Видимо, ему, наконец, стало совестно.

Я с отвращением отворачиваюсь, снова устремляя взгляд на карту. Тонкие пальцы Веры сжимают над ней маркер, и дрожат.

Она вся дрожит беспрерывно. Проклятье.

— Второй участок менее безопасен, — Вера продолжает. — Он находится все равно близко к подножию. Но там доломитовая порода, и много гипса. Есть теория, что это способно гасить и останавливать поток лавы. Она застывает и останавливается, не двигаясь дальше по склонам.
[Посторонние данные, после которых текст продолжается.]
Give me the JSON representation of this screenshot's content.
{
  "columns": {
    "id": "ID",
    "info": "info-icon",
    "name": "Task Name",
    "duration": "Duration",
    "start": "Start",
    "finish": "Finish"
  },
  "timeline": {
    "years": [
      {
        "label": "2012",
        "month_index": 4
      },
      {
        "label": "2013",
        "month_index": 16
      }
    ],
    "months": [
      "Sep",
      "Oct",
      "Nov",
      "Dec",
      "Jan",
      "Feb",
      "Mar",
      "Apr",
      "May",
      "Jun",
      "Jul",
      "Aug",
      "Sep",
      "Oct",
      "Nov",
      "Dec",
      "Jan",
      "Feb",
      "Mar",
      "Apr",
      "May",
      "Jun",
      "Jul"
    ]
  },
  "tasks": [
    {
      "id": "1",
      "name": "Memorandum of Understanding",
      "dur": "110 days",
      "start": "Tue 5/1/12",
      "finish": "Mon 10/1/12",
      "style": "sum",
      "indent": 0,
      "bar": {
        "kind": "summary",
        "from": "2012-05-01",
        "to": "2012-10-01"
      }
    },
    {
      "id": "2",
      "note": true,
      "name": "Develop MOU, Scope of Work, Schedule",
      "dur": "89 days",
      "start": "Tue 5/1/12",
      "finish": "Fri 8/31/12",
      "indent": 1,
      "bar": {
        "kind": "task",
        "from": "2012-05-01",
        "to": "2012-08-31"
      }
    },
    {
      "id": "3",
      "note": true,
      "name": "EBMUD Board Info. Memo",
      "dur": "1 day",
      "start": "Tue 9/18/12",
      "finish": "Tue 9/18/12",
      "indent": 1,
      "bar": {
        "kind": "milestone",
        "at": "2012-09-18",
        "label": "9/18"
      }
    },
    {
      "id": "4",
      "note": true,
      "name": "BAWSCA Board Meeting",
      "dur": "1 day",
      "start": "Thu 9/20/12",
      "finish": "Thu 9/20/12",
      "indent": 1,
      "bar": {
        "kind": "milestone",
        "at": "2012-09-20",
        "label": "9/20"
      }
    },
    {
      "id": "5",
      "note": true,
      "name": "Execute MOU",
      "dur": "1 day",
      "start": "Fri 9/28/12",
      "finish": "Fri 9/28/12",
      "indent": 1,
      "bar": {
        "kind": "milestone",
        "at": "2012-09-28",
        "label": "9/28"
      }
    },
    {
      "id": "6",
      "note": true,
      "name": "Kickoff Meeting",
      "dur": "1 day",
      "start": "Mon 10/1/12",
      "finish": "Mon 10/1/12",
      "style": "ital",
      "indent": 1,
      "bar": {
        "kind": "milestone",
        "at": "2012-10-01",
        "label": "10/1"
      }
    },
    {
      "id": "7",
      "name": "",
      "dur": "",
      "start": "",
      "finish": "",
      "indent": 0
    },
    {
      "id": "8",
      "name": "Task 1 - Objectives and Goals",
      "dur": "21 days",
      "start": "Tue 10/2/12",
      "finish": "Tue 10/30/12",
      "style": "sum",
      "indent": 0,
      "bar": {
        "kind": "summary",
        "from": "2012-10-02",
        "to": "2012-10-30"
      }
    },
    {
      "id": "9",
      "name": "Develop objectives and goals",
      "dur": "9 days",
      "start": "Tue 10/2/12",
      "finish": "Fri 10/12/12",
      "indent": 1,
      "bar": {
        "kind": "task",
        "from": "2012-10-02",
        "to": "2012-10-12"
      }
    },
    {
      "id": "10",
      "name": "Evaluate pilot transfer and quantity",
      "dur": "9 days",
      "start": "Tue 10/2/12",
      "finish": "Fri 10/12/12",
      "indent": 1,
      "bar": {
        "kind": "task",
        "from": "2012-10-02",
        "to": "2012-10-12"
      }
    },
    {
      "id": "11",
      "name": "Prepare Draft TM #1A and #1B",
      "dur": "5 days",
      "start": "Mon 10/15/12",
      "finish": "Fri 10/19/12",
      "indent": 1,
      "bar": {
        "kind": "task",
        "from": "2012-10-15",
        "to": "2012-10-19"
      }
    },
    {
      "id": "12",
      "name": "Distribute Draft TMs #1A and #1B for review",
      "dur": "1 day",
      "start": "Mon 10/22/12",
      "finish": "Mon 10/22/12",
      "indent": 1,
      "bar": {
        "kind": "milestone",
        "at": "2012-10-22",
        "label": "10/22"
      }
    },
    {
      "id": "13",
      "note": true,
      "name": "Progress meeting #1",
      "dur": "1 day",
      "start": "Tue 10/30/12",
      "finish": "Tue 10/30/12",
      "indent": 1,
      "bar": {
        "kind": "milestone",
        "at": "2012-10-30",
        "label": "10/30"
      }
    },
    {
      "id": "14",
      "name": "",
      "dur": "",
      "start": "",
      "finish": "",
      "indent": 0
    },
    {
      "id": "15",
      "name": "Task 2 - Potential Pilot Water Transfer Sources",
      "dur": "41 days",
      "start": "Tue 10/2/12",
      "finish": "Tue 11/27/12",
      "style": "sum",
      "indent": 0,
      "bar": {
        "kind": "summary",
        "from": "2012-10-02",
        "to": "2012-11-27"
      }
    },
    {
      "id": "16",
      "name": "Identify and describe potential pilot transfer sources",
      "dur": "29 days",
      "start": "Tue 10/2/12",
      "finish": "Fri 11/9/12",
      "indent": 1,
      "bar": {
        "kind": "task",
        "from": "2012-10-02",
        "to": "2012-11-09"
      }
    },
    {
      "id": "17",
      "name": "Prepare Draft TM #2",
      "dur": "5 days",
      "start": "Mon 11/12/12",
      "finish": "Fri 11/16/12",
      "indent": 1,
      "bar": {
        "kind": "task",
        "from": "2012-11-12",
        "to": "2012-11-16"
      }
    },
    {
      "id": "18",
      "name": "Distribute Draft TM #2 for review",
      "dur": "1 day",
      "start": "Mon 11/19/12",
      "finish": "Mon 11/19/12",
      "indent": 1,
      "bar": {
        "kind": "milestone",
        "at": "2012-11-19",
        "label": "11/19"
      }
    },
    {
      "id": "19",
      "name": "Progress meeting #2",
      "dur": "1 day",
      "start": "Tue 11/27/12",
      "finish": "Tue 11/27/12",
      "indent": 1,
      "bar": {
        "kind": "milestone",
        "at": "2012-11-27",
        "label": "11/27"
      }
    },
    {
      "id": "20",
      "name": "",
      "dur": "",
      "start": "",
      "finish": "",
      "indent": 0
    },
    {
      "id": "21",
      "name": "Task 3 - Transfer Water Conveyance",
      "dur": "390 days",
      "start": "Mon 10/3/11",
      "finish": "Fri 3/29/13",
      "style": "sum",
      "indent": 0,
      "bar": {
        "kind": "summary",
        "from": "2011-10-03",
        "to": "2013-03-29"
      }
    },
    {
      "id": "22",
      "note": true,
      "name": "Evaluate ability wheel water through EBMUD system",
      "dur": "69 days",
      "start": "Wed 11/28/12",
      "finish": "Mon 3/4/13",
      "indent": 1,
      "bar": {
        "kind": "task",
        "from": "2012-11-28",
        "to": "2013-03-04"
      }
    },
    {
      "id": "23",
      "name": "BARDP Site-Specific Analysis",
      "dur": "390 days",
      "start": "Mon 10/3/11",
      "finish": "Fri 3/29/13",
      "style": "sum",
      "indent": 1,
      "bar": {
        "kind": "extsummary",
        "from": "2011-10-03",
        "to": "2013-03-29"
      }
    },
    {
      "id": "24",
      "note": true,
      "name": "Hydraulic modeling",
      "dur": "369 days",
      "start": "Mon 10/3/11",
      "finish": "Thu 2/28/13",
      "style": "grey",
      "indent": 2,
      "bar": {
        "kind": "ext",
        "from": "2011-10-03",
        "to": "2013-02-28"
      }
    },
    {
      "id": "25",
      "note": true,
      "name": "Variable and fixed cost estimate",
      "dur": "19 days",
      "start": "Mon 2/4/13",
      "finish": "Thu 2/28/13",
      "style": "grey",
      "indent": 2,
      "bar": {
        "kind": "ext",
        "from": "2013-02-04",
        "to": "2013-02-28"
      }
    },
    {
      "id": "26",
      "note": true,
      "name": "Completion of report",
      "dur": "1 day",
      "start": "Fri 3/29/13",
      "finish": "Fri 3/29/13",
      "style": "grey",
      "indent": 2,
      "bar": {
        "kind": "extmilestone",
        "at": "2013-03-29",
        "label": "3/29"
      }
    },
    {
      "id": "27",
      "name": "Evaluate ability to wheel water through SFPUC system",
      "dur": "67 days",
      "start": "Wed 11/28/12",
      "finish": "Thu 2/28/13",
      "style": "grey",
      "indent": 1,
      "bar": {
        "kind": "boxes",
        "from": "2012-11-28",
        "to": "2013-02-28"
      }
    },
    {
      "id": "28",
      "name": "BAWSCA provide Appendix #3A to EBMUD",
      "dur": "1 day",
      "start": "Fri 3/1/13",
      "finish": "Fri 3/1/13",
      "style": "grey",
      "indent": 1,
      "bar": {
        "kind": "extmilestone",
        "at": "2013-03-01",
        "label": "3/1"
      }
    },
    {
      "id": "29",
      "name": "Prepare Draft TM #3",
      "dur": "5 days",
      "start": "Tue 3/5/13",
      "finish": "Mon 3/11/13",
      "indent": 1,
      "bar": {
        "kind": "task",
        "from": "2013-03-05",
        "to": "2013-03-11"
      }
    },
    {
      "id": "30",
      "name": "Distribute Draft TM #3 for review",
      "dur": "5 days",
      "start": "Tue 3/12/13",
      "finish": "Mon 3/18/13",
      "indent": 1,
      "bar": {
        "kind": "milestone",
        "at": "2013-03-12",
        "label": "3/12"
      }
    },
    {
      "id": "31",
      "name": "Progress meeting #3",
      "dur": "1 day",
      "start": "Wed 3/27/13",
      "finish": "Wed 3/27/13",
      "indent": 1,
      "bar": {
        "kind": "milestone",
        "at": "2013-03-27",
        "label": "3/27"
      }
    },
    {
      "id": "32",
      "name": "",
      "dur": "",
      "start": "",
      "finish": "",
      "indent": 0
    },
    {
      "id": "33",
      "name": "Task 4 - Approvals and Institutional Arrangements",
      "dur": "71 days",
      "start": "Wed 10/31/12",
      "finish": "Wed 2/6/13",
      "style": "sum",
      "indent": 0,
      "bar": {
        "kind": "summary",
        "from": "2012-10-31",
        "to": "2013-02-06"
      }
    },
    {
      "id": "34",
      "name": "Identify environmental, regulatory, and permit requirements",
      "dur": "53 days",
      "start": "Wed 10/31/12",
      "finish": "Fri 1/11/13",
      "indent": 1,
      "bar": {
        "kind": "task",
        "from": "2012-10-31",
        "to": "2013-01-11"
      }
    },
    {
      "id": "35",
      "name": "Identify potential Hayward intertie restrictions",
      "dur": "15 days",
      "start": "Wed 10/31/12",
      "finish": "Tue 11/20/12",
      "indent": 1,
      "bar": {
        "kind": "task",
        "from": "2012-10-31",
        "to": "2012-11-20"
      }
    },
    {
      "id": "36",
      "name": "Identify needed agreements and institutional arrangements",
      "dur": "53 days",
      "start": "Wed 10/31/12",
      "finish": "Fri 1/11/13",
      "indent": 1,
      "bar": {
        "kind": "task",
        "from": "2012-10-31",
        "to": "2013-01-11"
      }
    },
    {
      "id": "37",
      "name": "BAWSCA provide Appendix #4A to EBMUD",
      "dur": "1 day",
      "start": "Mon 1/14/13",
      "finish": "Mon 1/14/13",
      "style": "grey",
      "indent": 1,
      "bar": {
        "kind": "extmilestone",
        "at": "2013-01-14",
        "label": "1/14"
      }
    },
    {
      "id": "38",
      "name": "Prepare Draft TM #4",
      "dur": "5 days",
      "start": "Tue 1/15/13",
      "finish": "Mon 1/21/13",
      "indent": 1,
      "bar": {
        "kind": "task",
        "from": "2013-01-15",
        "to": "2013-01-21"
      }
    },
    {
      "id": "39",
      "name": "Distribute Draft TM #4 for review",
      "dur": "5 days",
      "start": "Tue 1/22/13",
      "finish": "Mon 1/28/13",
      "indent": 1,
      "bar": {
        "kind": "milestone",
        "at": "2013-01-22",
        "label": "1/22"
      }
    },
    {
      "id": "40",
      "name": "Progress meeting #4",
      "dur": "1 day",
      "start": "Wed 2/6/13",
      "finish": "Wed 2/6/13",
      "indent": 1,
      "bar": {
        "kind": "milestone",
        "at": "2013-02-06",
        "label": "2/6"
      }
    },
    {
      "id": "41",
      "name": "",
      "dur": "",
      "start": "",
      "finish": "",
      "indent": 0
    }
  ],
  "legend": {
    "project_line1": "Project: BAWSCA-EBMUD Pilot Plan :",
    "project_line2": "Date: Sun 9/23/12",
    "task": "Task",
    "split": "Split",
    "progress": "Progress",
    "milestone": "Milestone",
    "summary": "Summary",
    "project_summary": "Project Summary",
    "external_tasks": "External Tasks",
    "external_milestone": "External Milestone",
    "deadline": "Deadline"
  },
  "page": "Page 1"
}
— Водопад, куда ты упала? Это ведь то место? — переспрашиваю, а Вера нервно заправляет волосы за ухо, и кивает, поджимая губы.

Ей сложно. Слишком сложно. А я ничего не могу сделать.

Бессилие бесит, но у меня нет права позволить себе обращать на подобное внимание. Не в такой ситуации.

— Значит, решено, — подытоживая, обращаюсь к профессору Ли. — Погрузка работников на борт, с этого момента, ваша задача, профессор.

— Что? Но как же… Я ведь не военный.

— Вы их руководитель, — напоминаю мужчине. — Несите за них ответственность до конца, профессор.

Он недовольно поджимает губы, хмурится, но кивает, и уходит. Мы останемся с Верой одни, и у меня появляется тридцать секунд. Ничтожных тридцать секунд, которые я себе позволяю, чтобы обнять ее и унять дрожь.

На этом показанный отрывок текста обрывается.